The Fifth Sacred Thing – Starhawk

This is one of the best books I’ve ever read. It presented a very powerful and personal vision of how society could be. Not utopian, still with challenges, still hard, still taking work, still real. But with virtually no oppression or suffering. It’s possible.
Engaging and gripping to the end. I highly recommend it.

  • The Declaration of the four sacred things
    • The earth is a living, conscious being. in company with cultures of many different times and places, we name these things as sacred: air, fire, water, and earth.
      Whether we see them as the breath, energy, blood, and body of the Mother, or as the blessed gifts of a Creator, or as symbols of the interconnected systems that sustain life, we know that nothing can live without them.
      To call these things sacred is to say that they have a value beyond their usefulness for human ends, that they themselves become the standards by which our acts, our economics, our law,s and our purposes must be judged. no one has the right to approbate them or profit from them at the expense of others. any government that fails to protect them forgets its legitimacy.
      All people, all living things, are part of the earth life, and so are sacred. no one of us stands higher or lower than any other. only justice can assure balance: only ecological balance can sustain freedom. only in freedom can that fifth sacred thing we call spirit flourish in its full diversity.
      to honor the sacred is to create conditions in which nourishment, sustenance, habit, knowledge, freedom, and beauty can thrive. to honor the sacred is to make love possible.
      to this we dedicate our curiosity, our will, our courage, our silences, and our voices. to this we dedicate our lives.
  • when something is sacred, it can’t be bought or sold. it is beyond price, and nothing that might harm it is worth doing. what is sacred becomes the measure by which everything is judged. and this is our measure, and our vow to the life-renewing rain: we will not be wasters but healers.
  • “What if you don’t agree?”
    “We keep talking about it until we do agree. it works out”
    “what if it doesn’t?”
    “it always does. it has to, because we know what the alternative is.
    what?”
    “the Stewards, or something like them.”
  • the means shape the ends. you become what you do.
  • I’ve read a lot about incest and child abuse, but we don’t have a climate of secrecy and shame that lets it go on for any length of time.i’m not saying it never happens, but nothing supports it. the same with rape. our men aren’t raised to believe they have the right to rape. in fact, we consider it the most shameful, degraded thing a man could do.
  • “Do you have police?”
    We find it’s better not to assign that role to any one group of people.

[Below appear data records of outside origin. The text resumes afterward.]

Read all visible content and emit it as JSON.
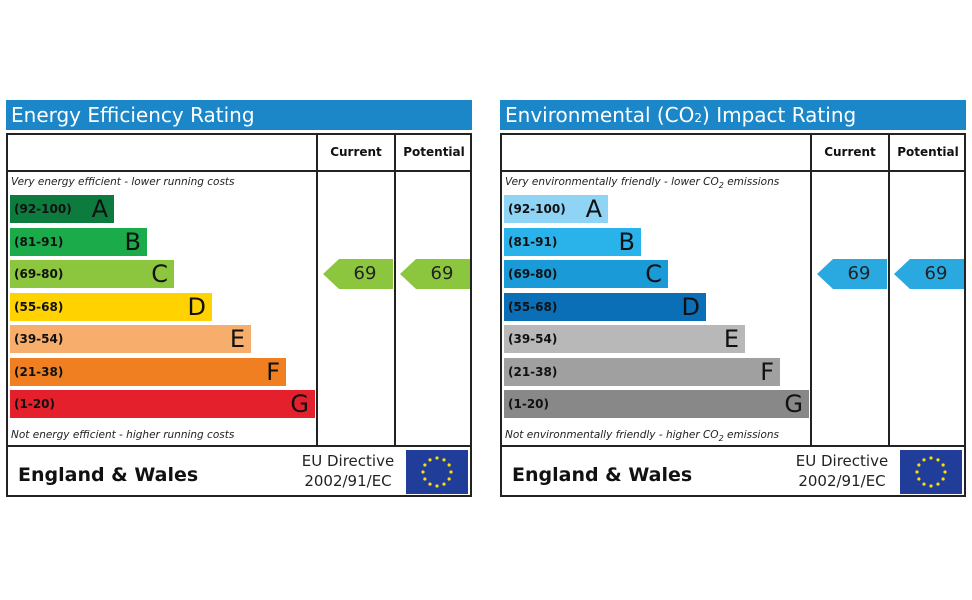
{
  "chart_data": [
    {
      "type": "bar",
      "title": "Energy Efficiency Rating",
      "columns": [
        "Current",
        "Potential"
      ],
      "note_top": "Very energy efficient - lower running costs",
      "note_bottom": "Not energy efficient - higher running costs",
      "categories": [
        "A",
        "B",
        "C",
        "D",
        "E",
        "F",
        "G"
      ],
      "ranges": [
        "(92-100)",
        "(81-91)",
        "(69-80)",
        "(55-68)",
        "(39-54)",
        "(21-38)",
        "(1-20)"
      ],
      "colors": [
        "#0d7a3e",
        "#1bab4b",
        "#8cc63f",
        "#ffd200",
        "#f7ad6b",
        "#f07f22",
        "#e3202b"
      ],
      "current": 69,
      "potential": 69,
      "current_band": "C",
      "potential_band": "C",
      "arrow_color": "#8cc63f",
      "region": "England & Wales",
      "directive": [
        "EU Directive",
        "2002/91/EC"
      ],
      "flag_icon": "eu-flag-icon"
    },
    {
      "type": "bar",
      "title": "Environmental (CO2) Impact Rating",
      "title_parts": [
        "Environmental (CO",
        "2",
        ") Impact Rating"
      ],
      "columns": [
        "Current",
        "Potential"
      ],
      "note_top_parts": [
        "Very environmentally friendly - lower CO",
        "2",
        " emissions"
      ],
      "note_bottom_parts": [
        "Not environmentally friendly - higher CO",
        "2",
        " emissions"
      ],
      "categories": [
        "A",
        "B",
        "C",
        "D",
        "E",
        "F",
        "G"
      ],
      "ranges": [
        "(92-100)",
        "(81-91)",
        "(69-80)",
        "(55-68)",
        "(39-54)",
        "(21-38)",
        "(1-20)"
      ],
      "colors": [
        "#8fd3f5",
        "#29b3ea",
        "#1a9ad6",
        "#0b6fb8",
        "#b8b8b8",
        "#a0a0a0",
        "#888888"
      ],
      "current": 69,
      "potential": 69,
      "current_band": "C",
      "potential_band": "C",
      "arrow_color": "#29a9e0",
      "region": "England & Wales",
      "directive": [
        "EU Directive",
        "2002/91/EC"
      ],
      "flag_icon": "eu-flag-icon"
    }
  ]
}
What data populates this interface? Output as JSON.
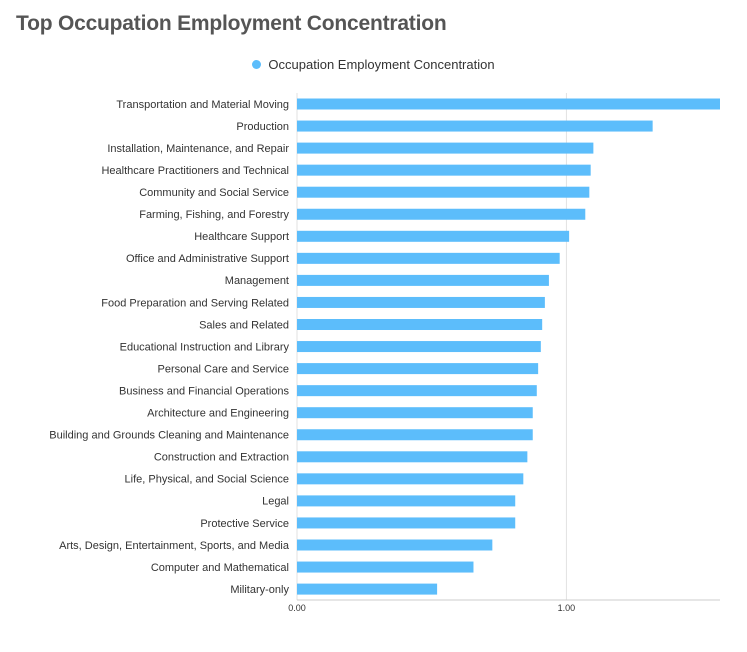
{
  "chart_data": {
    "type": "bar",
    "orientation": "horizontal",
    "title": "Top Occupation Employment Concentration",
    "legend": {
      "placement": "top-center",
      "entries": [
        "Occupation Employment Concentration"
      ]
    },
    "series": [
      {
        "name": "Occupation Employment Concentration",
        "color": "#5cbdfb",
        "values": [
          1.57,
          1.32,
          1.1,
          1.09,
          1.085,
          1.07,
          1.01,
          0.975,
          0.935,
          0.92,
          0.91,
          0.905,
          0.895,
          0.89,
          0.875,
          0.875,
          0.855,
          0.84,
          0.81,
          0.81,
          0.725,
          0.655,
          0.52
        ]
      }
    ],
    "categories": [
      "Transportation and Material Moving",
      "Production",
      "Installation, Maintenance, and Repair",
      "Healthcare Practitioners and Technical",
      "Community and Social Service",
      "Farming, Fishing, and Forestry",
      "Healthcare Support",
      "Office and Administrative Support",
      "Management",
      "Food Preparation and Serving Related",
      "Sales and Related",
      "Educational Instruction and Library",
      "Personal Care and Service",
      "Business and Financial Operations",
      "Architecture and Engineering",
      "Building and Grounds Cleaning and Maintenance",
      "Construction and Extraction",
      "Life, Physical, and Social Science",
      "Legal",
      "Protective Service",
      "Arts, Design, Entertainment, Sports, and Media",
      "Computer and Mathematical",
      "Military-only"
    ],
    "x_ticks": [
      {
        "value": 0,
        "label": "0.00"
      },
      {
        "value": 1,
        "label": "1.00"
      }
    ],
    "xlim": [
      0,
      1.57
    ],
    "xlabel": "",
    "ylabel": "",
    "grid": "vertical"
  }
}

For one thing, they generally aren’t around when you really need them, and for another, they ted to abuse their power. Instead, we’re all trained in self-defense, and as we get older we get more advanced Peacekeeper trainings – how to intervene in a heated conflict, how to restrain somebody. if there’s a fight, let’s say, which happens from time to time although it’s fairly rare, whoever happens to be around will take care of it.
  • We honor our ancestors, but we don’t think a lot about race exactly. we consider it a concept designed to separate people. we try to honor all our different heritages and histories. diversity is part of our strength. it enriches us.
  • We did it the long, slow way. it took lifetimes to lay the groundwork for it. some of the old ones spent their whole lives talking, organizing, trying one thing after another, never expecting to see real change. some of them didn’t. the Uprising seemed to happen in an instant, but it was half a century in the making.
  • they’re not so different from you and me. they just don’t have the same vision to hold on to. without a vision, human beings are nasty creatures.